Ülkemizde enerji tüketiminde petrolün oranı % 33, doğal gazın payı da % 30‘dur. Görüldüğü üzere, ülkemiz enerji ihtiyacı açısından da son derece önemli olan petrolde ve doğal gazda kıt kaynakların en verimli ve kamu yararını gözetecek şekilde değerlendirilmesi ihtiyacı bulunmaktadır. Nitekim, bu ihtiyaçtan hareketle Cumhuriyetin ilk yıllarında sektörde kamunun liderliğinde önemli yatırımlar gerçekleştirilmiş ve sektör kamu eliyle planlı bir şekilde örgütlenmiştir. 1926 yılında 792 Sayılı Petrol Yasası çıkartılarak, devlete petrol arama yetkisi verilmiş, 1933 yılında ise devlet eliyle petrol arama ve üretim işlemlerinin yürütülmesi amacıyla, 2189 Sayılı "Altın ve Petrol Arama ve İşletme İdareleri Teşkiline Dair Yasa" çıkarılarak, petrol sektöründe ilk organizasyon olan, Petrol Arama ve İşletme Dairesi kurulmuştur. Petrol sektöründe kamu elinde arama, sondaj ve üretim faaliyetleri sürdürülürken, 1940 yılında çıkarılan Milli Korunma Kanunu çerçevesinde, petrol sektöründeki zincirin son halkası olan dağıtım alanında faaliyet göstermek üzere 1941 yılında kamu şirketi Petrol Ofisi kurulmuştur.

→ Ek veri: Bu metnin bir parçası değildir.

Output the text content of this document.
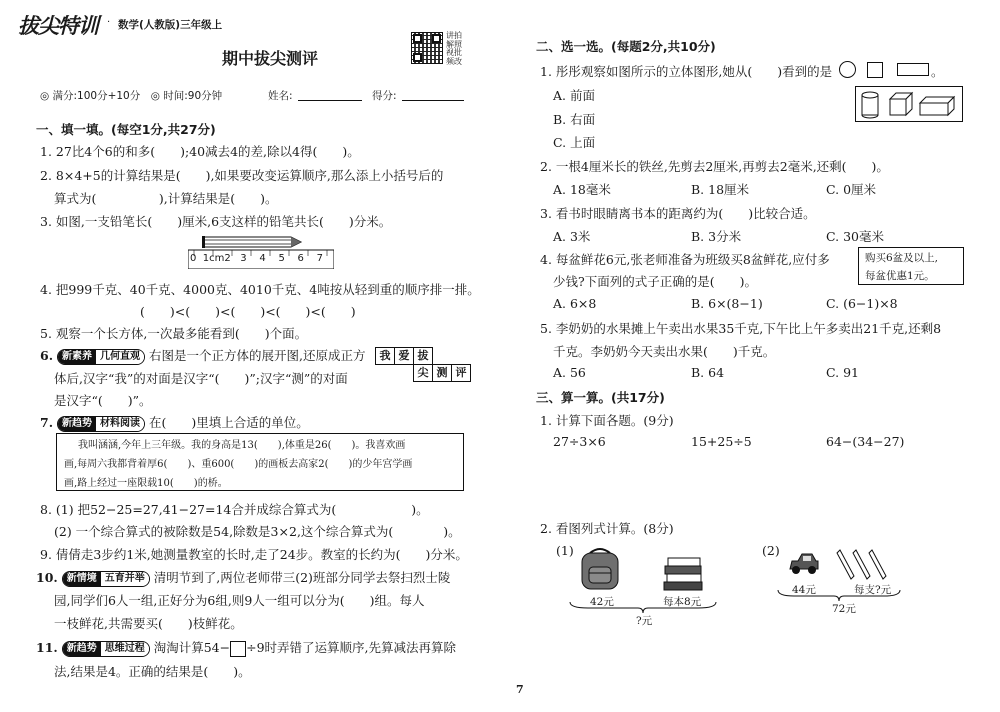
拔尖特训 数学(人教版)三年级上
·
期中拔尖测评
讲拍
解照
视批
频改
◎ 满分:100分+10分　◎ 时间:90分钟	姓名:	得分:
一、填一填。(每空1分,共27分)
1. 27比4个6的和多(　　);40减去4的差,除以4得(　　)。
2. 8×4+5的计算结果是(　　),如果要改变运算顺序,那么添上小括号后的
算式为(　　　　　),计算结果是(　　)。
3. 如图,一支铅笔长(　　)厘米,6支这样的铅笔共长(　　)分米。
0 1cm2 3 4 5 6 7
4. 把999千克、40千克、4000克、4010千克、4吨按从轻到重的顺序排一排。
(　　)<(　　)<(　　)<(　　)<(　　)
5. 观察一个长方体,一次最多能看到(　　)个面。
6. 新素养 几何直观 右图是一个正方体的展开图,还原成正方
体后,汉字“我”的对面是汉字“(　　)”;汉字“测”的对面
是汉字“(　　)”。
我 爱 拔
尖 测 评
7. 新趋势 材料阅读 在(　　)里填上合适的单位。
我叫涵涵,今年上三年级。我的身高是13(　　),体重是26(　　)。我喜欢画
画,每周六我都背着厚6(　　)、重600(　　)的画板去高家2(　　)的少年宫学画
画,路上经过一座限载10(　　)的桥。
8. (1) 把52−25=27,41−27=14合并成综合算式为(　　　　　　)。
(2) 一个综合算式的被除数是54,除数是3×2,这个综合算式为(　　　　)。
9. 倩倩走3步约1米,她测量教室的长时,走了24步。教室的长约为(　　)分米。
10. 新情境 五育并举 清明节到了,两位老师带三(2)班部分同学去祭扫烈士陵
园,同学们6人一组,正好分为6组,则9人一组可以分为(　　)组。每人
一枝鲜花,共需要买(　　)枝鲜花。
11. 新趋势 思维过程 淘淘计算54− ÷9时弄错了运算顺序,先算减法再算除
法,结果是4。正确的结果是(　　)。
二、选一选。(每题2分,共10分)
1. 彤彤观察如图所示的立体图形,她从(　　)看到的是	。
A. 前面
B. 右面
C. 上面
2. 一根4厘米长的铁丝,先剪去2厘米,再剪去2毫米,还剩(　　)。
A. 18毫米	B. 18厘米	C. 0厘米
3. 看书时眼睛离书本的距离约为(　　)比较合适。
A. 3米	B. 3分米	C. 30毫米
4. 每盆鲜花6元,张老师准备为班级买8盆鲜花,应付多
少钱?下面列的式子正确的是(　　)。
购买6盆及以上,
每盆优惠1元。
A. 6×8	B. 6×(8−1)	C. (6−1)×8
5. 李奶奶的水果摊上午卖出水果35千克,下午比上午多卖出21千克,还剩8
千克。李奶奶今天卖出水果(　　)千克。
A. 56	B. 64	C. 91
三、算一算。(共17分)
1. 计算下面各题。(9分)
27÷3×6	15+25÷5	64−(34−27)
2. 看图列式计算。(8分)
(1)
42元	每本8元
?元
(2)
44元	每支?元
72元
7
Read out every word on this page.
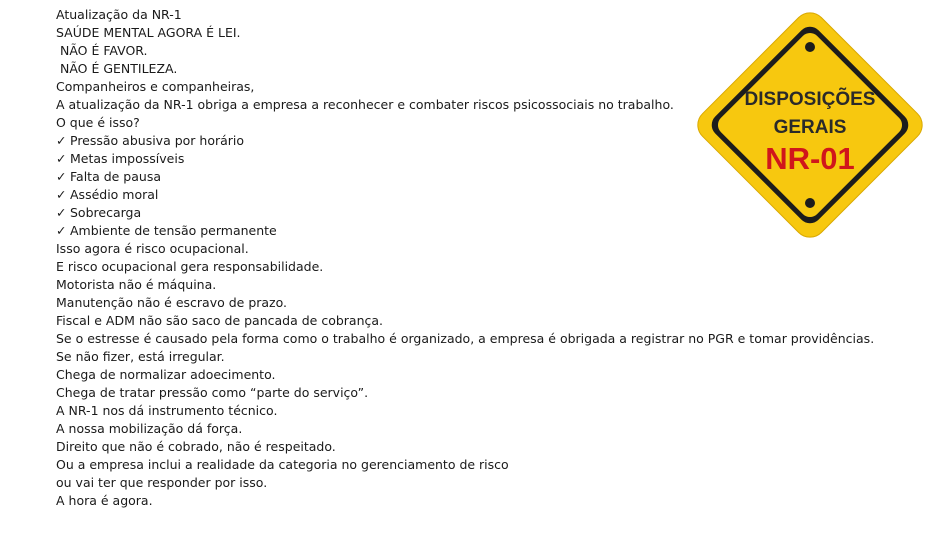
Atualização da NR-1
SAÚDE MENTAL AGORA É LEI.
NÃO É FAVOR.
NÃO É GENTILEZA.
Companheiros e companheiras,
A atualização da NR-1 obriga a empresa a reconhecer e combater riscos psicossociais no trabalho.
O que é isso?
✓ Pressão abusiva por horário
✓ Metas impossíveis
✓ Falta de pausa
✓ Assédio moral
✓ Sobrecarga
✓ Ambiente de tensão permanente
Isso agora é risco ocupacional.
E risco ocupacional gera responsabilidade.
Motorista não é máquina.
Manutenção não é escravo de prazo.
Fiscal e ADM não são saco de pancada de cobrança.
Se o estresse é causado pela forma como o trabalho é organizado, a empresa é obrigada a registrar no PGR e tomar providências.
Se não fizer, está irregular.
Chega de normalizar adoecimento.
Chega de tratar pressão como “parte do serviço”.
A NR-1 nos dá instrumento técnico.
A nossa mobilização dá força.
Direito que não é cobrado, não é respeitado.
Ou a empresa inclui a realidade da categoria no gerenciamento de risco
ou vai ter que responder por isso.
A hora é agora.
DISPOSIÇÕES
GERAIS
NR-01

1954 yılı ise ülkemizde petrol sektörü açısından dönüm noktası olmuş; önce 6326 Sayılı Petrol Yasası çıkarılmış ve aynı yasaya dayalı olarak Türkiye Petrolleri Anonim Ortaklığı (TPAO) kurulmuştur. Kamu şirketi TPAO, kuruluş yasasındaki hükme dayanarak, zamanla ham petrol rafinajı, taşıma, pazarlama, petrokimya ve gübre sanayi alanlarında faaliyet yürüten şirketler kurarak öngörülen dikey entegre yapıyı dünyadaki uygulamalar paralelinde gerçekleştirmiştir.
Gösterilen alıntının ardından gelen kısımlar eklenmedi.